Mereka adalah bayang-bayang dari sulitnya mengakses pendidikan, sempitnya lapangan kerja, dan urbanisasi yang tak terkendali. Di kota, harapan kadang tumbuh dari debu—dan sayangnya, juga dari ilusi.

Ketika negara tak mampu menyediakan pekerjaan yang layak, dan kesenjangan ekonomi kian melebar, maka jalanan menjadi pasar alternatif.

Selama masyarakat terus memberi uang di lampu merah, negara hanya menertibkan tanpa solusi, dan politik hanya bicara pembangunan tanpa mendengar jeritan akar rumput—manusia silver akan terus bermunculan.

Fenomena ini menunjukkan bahwa sistem sosial kita belum menyentuh akar keadilan distributif. Di satu sisi, segelintir elite menguasai sumber daya; di sisi lain, rakyat kecil mempertaruhkan tubuh di bawah terik matahari demi recehan.

Jika Jalanan Jadi Kantor Terakhir

Fenomena ini bukan sekadar soal kemiskinan. Ini juga soal arah pembangunan. Ketika jalanan menjadi sumber penghidupan, artinya sektor informal telah menjadi ruang ekonomi terakhir bagi sebagian warga.

Namun, ruang itu rapuh, tak aman, dan tak manusiawi. Tanpa intervensi sosial dan kebijakan publik yang berpihak, jumlah manusia silver akan terus bertambah, dan jalanan akan penuh dengan kesedihan yang dicat perak.

Solusi: Dari Negara, Masyarakat, dan Nurani

Solusi tak bisa sekadar kosmetik. Penertiban semata justru melukai martabat mereka. Harus ada pendekatan yang menyeluruh—sosial, ekonomi, politik, dan spiritual:

Solusi Sosial: Pemerintah daerah perlu membangun pusat rehabilitasi sosial dan pelatihan kerja bagi para manusia silver dan peminta-minta jalanan. Pendekatan harus humanis, bukan represif.

Pendataan harus valid untuk intervensi yang tepat sasaran.

Solusi Ekonomi: Diperlukan penyediaan lapangan kerja berbasis kearifan lokal, pelatihan keterampilan, serta dukungan nyata untuk UMKM yang bisa diakses oleh warga marjinal.

Anggaran sosial harus untuk manusia, bukan sekadar proyek.

Solusi Politik: Kebijakan publik harus berpihak pada rakyat kecil. Paradigma pembangunan harus direvisi—tak cukup membangun infrastruktur fisik tanpa membangun manusia.

Pemimpin harus turun ke jalan, bukan hanya saat kampanye, tapi untuk mendengar denyut derita rakyat.

Solusi Agama: Dalam pandangan Islam dan agama-agama lain, manusia adalah makhluk yang mulia. Rasulullah SAW bersabda, “Tangan di atas lebih baik daripada tangan di bawah.”

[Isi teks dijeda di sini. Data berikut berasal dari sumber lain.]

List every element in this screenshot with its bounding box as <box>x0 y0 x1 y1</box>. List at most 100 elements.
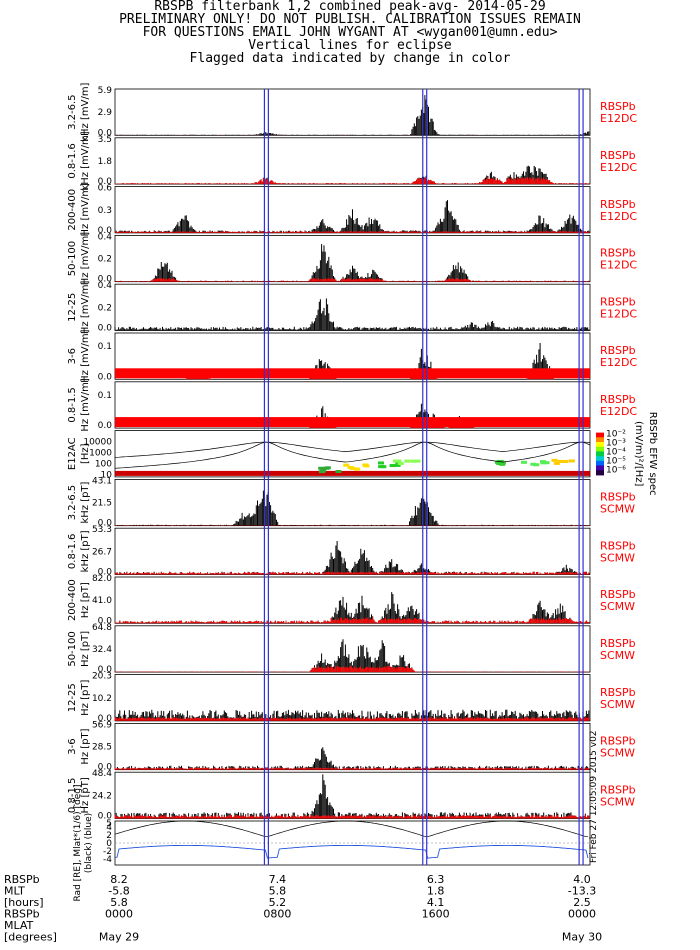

Tapi bagaimana mereka bisa mengangkat tangan jika pundaknya penuh luka? Ulama dan tokoh agama perlu hadir dalam pendidikan kesadaran—baik kepada para manusia silver agar tak mengeksploitasi tubuhnya, maupun kepada masyarakat agar memberi secara bijak, bukan sekadar iba.

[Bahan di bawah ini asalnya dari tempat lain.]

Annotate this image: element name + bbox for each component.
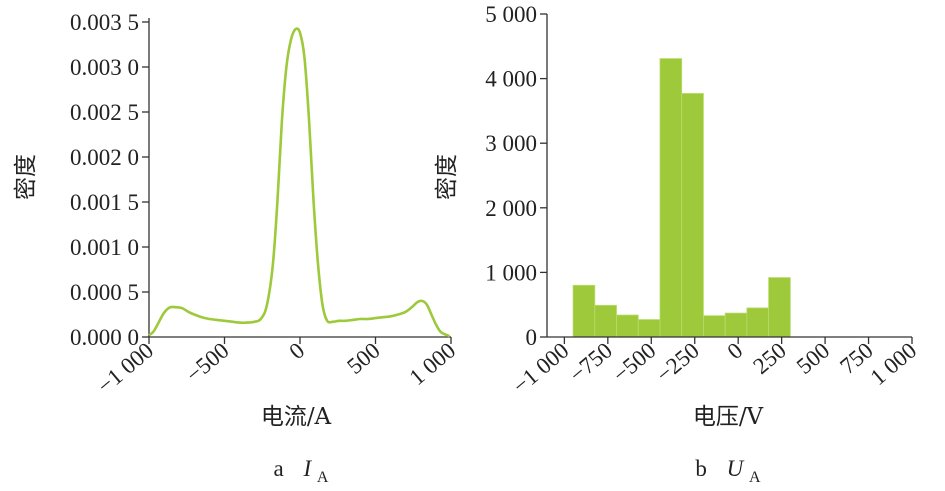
- panel-b-y-tick-label: 2 000: [485, 196, 537, 221]
- panel-a-x-tick-label: 500: [342, 338, 384, 379]
- panel-b-x-tick-label: 250: [748, 338, 790, 379]
- panel-a-current-density: 0.000 0 0.000 5 0.001 0 0.001 5 0.002 0 0.002…: [13, 10, 460, 486]
- panel-b-y-axis-title: 密度: [434, 154, 460, 200]
- panel-b-caption: b U A: [695, 456, 761, 486]
- panel-b-histogram-bar: [681, 93, 704, 338]
- panel-a-x-tick-label: −500: [181, 338, 233, 388]
- panel-a-caption: a I A: [274, 456, 329, 486]
- panel-a-y-tick-label: 0.001 0: [70, 235, 139, 260]
- panel-b-x-tick-label: −250: [652, 338, 704, 388]
- panel-b-histogram-bar: [572, 284, 596, 338]
- panel-b-histogram-bar: [746, 307, 770, 338]
- panel-a-y-tick-label: 0.000 0: [70, 325, 139, 350]
- panel-a-y-tick-label: 0.001 5: [70, 190, 139, 215]
- panel-b-caption-subscript: A: [749, 469, 761, 486]
- panel-a-caption-subscript: A: [317, 469, 329, 486]
- panel-b-histogram-bar: [659, 58, 683, 338]
- panel-b-histogram-bar: [616, 314, 639, 338]
- panel-a-y-tick-label: 0.002 0: [70, 145, 139, 170]
- panel-a-y-tick-label: 0.003 5: [70, 10, 139, 35]
- panel-b-caption-symbol: U: [727, 456, 745, 481]
- panel-b-y-tick-label: 3 000: [485, 131, 537, 156]
- panel-a-x-tick-label: 1 000: [405, 338, 461, 390]
- panel-a-y-tick-label: 0.002 5: [70, 100, 139, 125]
- panel-b-y-tick-label: 5 000: [485, 2, 537, 27]
- panel-b-y-axis: 0 1 000 2 000 3 000 4 000 5 000: [485, 2, 548, 350]
- panel-b-x-tick-label: −500: [608, 338, 660, 388]
- panel-b-bars: [572, 58, 791, 338]
- panel-b-caption-prefix: b: [695, 456, 707, 481]
- panel-b-histogram-bar: [724, 312, 748, 338]
- panel-b-histogram-bar: [594, 304, 617, 338]
- panel-a-x-tick-label: 0: [284, 338, 309, 365]
- panel-b-x-axis-title: 电压/V: [693, 404, 764, 430]
- panel-a-x-axis: −1 000 −500 0 500 1 000: [93, 336, 461, 398]
- panel-b-histogram-bar: [768, 277, 791, 338]
- panel-a-y-tick-label: 0.000 5: [70, 280, 139, 305]
- panel-b-x-tick-label: 1 000: [866, 338, 922, 390]
- panel-b-y-tick-label: 4 000: [485, 67, 537, 92]
- panel-a-caption-prefix: a: [274, 456, 284, 481]
- panel-b-histogram-bar: [637, 319, 661, 338]
- panel-a-density-curve: [148, 27, 450, 338]
- panel-a-caption-symbol: I: [302, 456, 312, 481]
- panel-b-histogram-bar: [703, 315, 726, 338]
- panel-a-y-tick-label: 0.003 0: [70, 55, 139, 80]
- panel-b-x-tick-label: −750: [565, 338, 617, 388]
- panel-b-y-tick-label: 1 000: [485, 260, 537, 285]
- panel-b-x-tick-label: 500: [792, 338, 834, 379]
- panel-b-x-tick-label: 0: [723, 338, 748, 365]
- panel-a-y-axis-title: 密度: [13, 154, 39, 200]
- panel-b-y-tick-label: 0: [526, 325, 538, 350]
- panel-a-x-axis-title: 电流/A: [261, 404, 332, 430]
- panel-a-y-axis: 0.000 0 0.000 5 0.001 0 0.001 5 0.002 0 0.002…: [70, 10, 150, 350]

Menutup Luka dengan Cinta dan Kebijakan yang Adil

Jangan biarkan kota-kota kita menjadi panggung luka tanpa suara. Jangan biarkan tubuh mungil ditutupi cat demi sesuap nasi.

Negeri ini punya cukup sumber daya untuk mengangkat mereka dari debu—asal kita mau berbagi, bukan sekadar memberi. Asal kita mau membangun manusia, bukan hanya menertibkan jalanan.

Jalanan tak boleh menjadi kantor terakhir. Tubuh tak boleh menjadi alat pertunjukan derita. Kita butuh kebijakan yang adil, masyarakat yang sadar, dan nurani yang tak buta.

Dan kepada para manusia silver itu, izinkan kami berjanji: suatu hari, tubuhmu tak perlu lagi dicat agar terlihat. Karena negeri ini akhirnya benar-benar melihatmu.